Cost 728 - WG1
COST728 has four WGs on the following topics:
WG 1 :
Meteorological parametrization / applications
Leader: Dr Maria Athanassiadou, Met Office, UK
WG 2:
Integrated systems of MetM and CTM: strategy, interfaces and module
unification
Leader: Dr Alexander Baklanov, DMI
WG 3: Mesoscale models for air pollution and dispersion applications
Leader: Dr Mikhail Sofiev, FMI
WG1:Meteorological parametrisation/applications
All mesoscale models have to simplify the effects of a variety of atmospheric processes through parametrization. Typically, parametrization schemes have to simulate the effects of:
• Surface fluxes (and, as a result, some
sub-surface processes such as heat, moisture and momentum transport)
• Aggregation of these fluxes
• Atmospheric radiation
• Cloud processes including cloud and precipitation microphysics
• Sub-grid flows such as turbulence within and outside the boundary
layer, shallow and deep convection and gravity waves.

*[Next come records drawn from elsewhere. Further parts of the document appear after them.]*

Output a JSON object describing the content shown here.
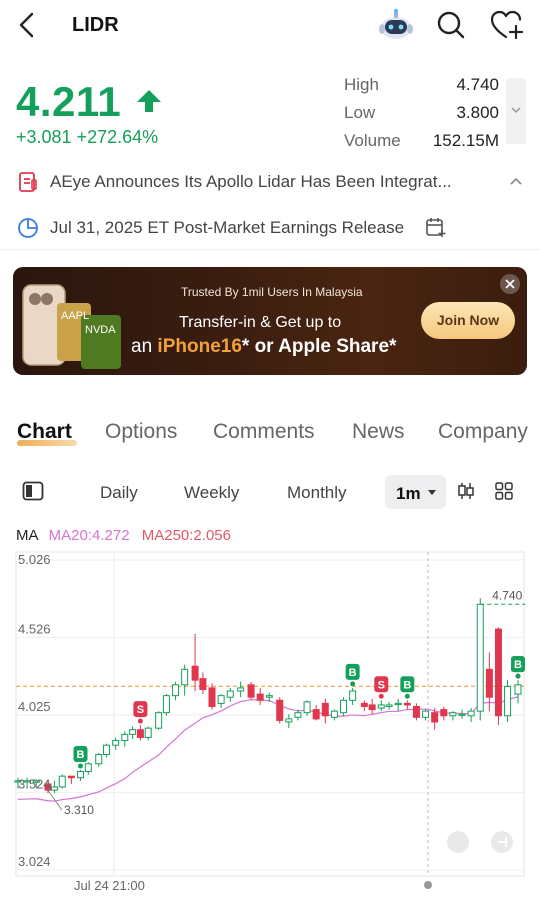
{
  "header": {
    "title": "LIDR"
  },
  "quote": {
    "price": "4.211",
    "change": "+3.081 +272.64%",
    "stats": [
      {
        "label": "High",
        "value": "4.740"
      },
      {
        "label": "Low",
        "value": "3.800"
      },
      {
        "label": "Volume",
        "value": "152.15M"
      }
    ]
  },
  "news": {
    "headline": "AEye Announces Its Apollo Lidar Has Been Integrat..."
  },
  "earnings": {
    "text": "Jul 31, 2025 ET Post-Market Earnings Release"
  },
  "banner": {
    "trusted": "Trusted By 1mil Users In Malaysia",
    "line1": "Transfer-in & Get up to",
    "line2_prefix": "an ",
    "line2_highlight": "iPhone16",
    "line2_suffix": "* or Apple Share*",
    "join_label": "Join Now",
    "phone_labels": [
      "AAPL",
      "NVDA"
    ]
  },
  "tabs": [
    "Chart",
    "Options",
    "Comments",
    "News",
    "Company"
  ],
  "active_tab": "Chart",
  "periods": [
    "Daily",
    "Weekly",
    "Monthly"
  ],
  "active_period": "1m",
  "ma_legend": {
    "label": "MA",
    "ma20": "MA20:4.272",
    "ma250": "MA250:2.056"
  },
  "colors": {
    "up": "#14a05a",
    "down": "#e0374f",
    "ma20": "#d674d6",
    "ref_line": "#f0902a",
    "accent": "#f0b05a"
  },
  "chart_data": {
    "type": "candlestick",
    "interval": "1m",
    "y_ticks": [
      "5.026",
      "4.526",
      "4.025",
      "3.524",
      "3.024"
    ],
    "ylim": [
      3.024,
      5.026
    ],
    "x_tick_label": "Jul 24 21:00",
    "reference_price": 4.211,
    "annotations": {
      "low_label": "3.310",
      "high_label": "4.740"
    },
    "candles": [
      {
        "o": 3.6,
        "h": 3.62,
        "l": 3.55,
        "c": 3.6
      },
      {
        "o": 3.6,
        "h": 3.62,
        "l": 3.55,
        "c": 3.6
      },
      {
        "o": 3.59,
        "h": 3.61,
        "l": 3.55,
        "c": 3.6
      },
      {
        "o": 3.58,
        "h": 3.6,
        "l": 3.52,
        "c": 3.54
      },
      {
        "o": 3.54,
        "h": 3.6,
        "l": 3.52,
        "c": 3.56
      },
      {
        "o": 3.56,
        "h": 3.64,
        "l": 3.55,
        "c": 3.63
      },
      {
        "o": 3.63,
        "h": 3.62,
        "l": 3.58,
        "c": 3.62
      },
      {
        "o": 3.62,
        "h": 3.67,
        "l": 3.6,
        "c": 3.66
      },
      {
        "o": 3.66,
        "h": 3.72,
        "l": 3.64,
        "c": 3.71
      },
      {
        "o": 3.71,
        "h": 3.78,
        "l": 3.69,
        "c": 3.77
      },
      {
        "o": 3.77,
        "h": 3.84,
        "l": 3.75,
        "c": 3.83
      },
      {
        "o": 3.83,
        "h": 3.88,
        "l": 3.8,
        "c": 3.86
      },
      {
        "o": 3.86,
        "h": 3.92,
        "l": 3.82,
        "c": 3.9
      },
      {
        "o": 3.9,
        "h": 3.95,
        "l": 3.87,
        "c": 3.93
      },
      {
        "o": 3.93,
        "h": 3.96,
        "l": 3.86,
        "c": 3.88
      },
      {
        "o": 3.88,
        "h": 3.95,
        "l": 3.86,
        "c": 3.94
      },
      {
        "o": 3.94,
        "h": 4.05,
        "l": 3.93,
        "c": 4.04
      },
      {
        "o": 4.04,
        "h": 4.16,
        "l": 4.02,
        "c": 4.15
      },
      {
        "o": 4.15,
        "h": 4.24,
        "l": 4.12,
        "c": 4.22
      },
      {
        "o": 4.22,
        "h": 4.35,
        "l": 4.15,
        "c": 4.32
      },
      {
        "o": 4.34,
        "h": 4.55,
        "l": 4.18,
        "c": 4.25
      },
      {
        "o": 4.26,
        "h": 4.3,
        "l": 4.16,
        "c": 4.19
      },
      {
        "o": 4.2,
        "h": 4.23,
        "l": 4.06,
        "c": 4.08
      },
      {
        "o": 4.1,
        "h": 4.16,
        "l": 4.07,
        "c": 4.15
      },
      {
        "o": 4.14,
        "h": 4.2,
        "l": 4.11,
        "c": 4.18
      },
      {
        "o": 4.18,
        "h": 4.24,
        "l": 4.14,
        "c": 4.2
      },
      {
        "o": 4.22,
        "h": 4.24,
        "l": 4.12,
        "c": 4.14
      },
      {
        "o": 4.16,
        "h": 4.2,
        "l": 4.09,
        "c": 4.12
      },
      {
        "o": 4.14,
        "h": 4.17,
        "l": 4.11,
        "c": 4.15
      },
      {
        "o": 4.12,
        "h": 4.14,
        "l": 3.97,
        "c": 3.99
      },
      {
        "o": 3.98,
        "h": 4.03,
        "l": 3.94,
        "c": 4.0
      },
      {
        "o": 4.01,
        "h": 4.06,
        "l": 3.99,
        "c": 4.04
      },
      {
        "o": 4.04,
        "h": 4.12,
        "l": 4.02,
        "c": 4.11
      },
      {
        "o": 4.06,
        "h": 4.09,
        "l": 3.99,
        "c": 4.0
      },
      {
        "o": 4.1,
        "h": 4.13,
        "l": 3.97,
        "c": 4.02
      },
      {
        "o": 4.01,
        "h": 4.06,
        "l": 3.99,
        "c": 4.05
      },
      {
        "o": 4.04,
        "h": 4.14,
        "l": 4.02,
        "c": 4.12
      },
      {
        "o": 4.12,
        "h": 4.2,
        "l": 4.09,
        "c": 4.18
      },
      {
        "o": 4.1,
        "h": 4.12,
        "l": 4.05,
        "c": 4.08
      },
      {
        "o": 4.09,
        "h": 4.13,
        "l": 4.03,
        "c": 4.06
      },
      {
        "o": 4.07,
        "h": 4.12,
        "l": 4.05,
        "c": 4.09
      },
      {
        "o": 4.08,
        "h": 4.11,
        "l": 4.06,
        "c": 4.09
      },
      {
        "o": 4.1,
        "h": 4.13,
        "l": 4.05,
        "c": 4.1
      },
      {
        "o": 4.1,
        "h": 4.12,
        "l": 4.06,
        "c": 4.09
      },
      {
        "o": 4.08,
        "h": 4.1,
        "l": 3.99,
        "c": 4.01
      },
      {
        "o": 4.01,
        "h": 4.06,
        "l": 3.99,
        "c": 4.05
      },
      {
        "o": 4.04,
        "h": 4.07,
        "l": 3.93,
        "c": 3.98
      },
      {
        "o": 4.06,
        "h": 4.08,
        "l": 3.99,
        "c": 4.02
      },
      {
        "o": 4.02,
        "h": 4.05,
        "l": 3.99,
        "c": 4.04
      },
      {
        "o": 4.03,
        "h": 4.06,
        "l": 4.0,
        "c": 4.03
      },
      {
        "o": 4.02,
        "h": 4.07,
        "l": 3.98,
        "c": 4.05
      },
      {
        "o": 4.05,
        "h": 4.78,
        "l": 3.99,
        "c": 4.74
      },
      {
        "o": 4.32,
        "h": 4.43,
        "l": 4.05,
        "c": 4.14
      },
      {
        "o": 4.58,
        "h": 4.59,
        "l": 3.96,
        "c": 4.02
      },
      {
        "o": 4.02,
        "h": 4.25,
        "l": 3.98,
        "c": 4.21
      },
      {
        "o": 4.16,
        "h": 4.25,
        "l": 4.1,
        "c": 4.22
      }
    ],
    "x_positions": [
      20,
      27,
      34,
      43,
      48,
      54,
      61,
      68,
      74,
      82,
      88,
      95,
      102,
      108,
      114,
      120,
      128,
      134,
      141,
      148,
      156,
      162,
      169,
      176,
      183,
      191,
      199,
      206,
      213,
      221,
      228,
      235,
      242,
      249,
      256,
      263,
      270,
      277,
      286,
      292,
      299,
      305,
      312,
      319,
      326,
      333,
      340,
      347,
      354,
      361,
      368,
      375,
      382,
      389,
      396,
      404
    ],
    "trade_markers": [
      {
        "type": "B",
        "candle": 7
      },
      {
        "type": "S",
        "candle": 14
      },
      {
        "type": "B",
        "candle": 37
      },
      {
        "type": "S",
        "candle": 40
      },
      {
        "type": "B",
        "candle": 43
      },
      {
        "type": "S",
        "candle": 55
      },
      {
        "type": "B",
        "candle": 62
      }
    ]
  }
}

Many individual schemes have been developed
to treat these processes, usually with reference to detailed
experimental results from the field and/or using highly detailed
reference models (such as Large Eddy Simulation), but compromises must
always be made between cost and accuracy. In many real mesoscale flows,
furthermore, the interaction between these processes may be of
considerable importance, so it is often not sufficient to test
individual components.
Different modelling philosophies exist. Some
models use a single set of parametrizations, perhaps with small
variations of parameters allowed, which may have been carefully tuned to
work well together in the applications envisaged. In contrast, other
models provide a wide variety of alternatives, with the advantage that
different selections may work well in different circumstances, and the
disadvantage that a great deal of work is required to establish which
options work well together, and none have been
especially designed to work in combination.
Similarly, some approaches are simpler than
others, in the sense that they require fewer prognostic equations to
describe the atmosphere, though added complexity, and with it, added
degrees of freedom and additional parameters, does not guarantee added
accuracy. Furthermore, physical parametrizations have to be coupled to
numerical solutions of atmospheric dynamics; both the nature of the
coupling and the dynamics can have a significant impact on performance.
The overall aim of WG1 will be to provide a
framework within which the state of the art of physical parametrization
in mesoscale models can be advanced, with particular application to air
pollution and dispersion applications. The integration of modules will
be considered within WG2 and the performance of models as a whole will
be covered in WG4; WG1 will cover purely the individual physical
parametrizations and their interactions.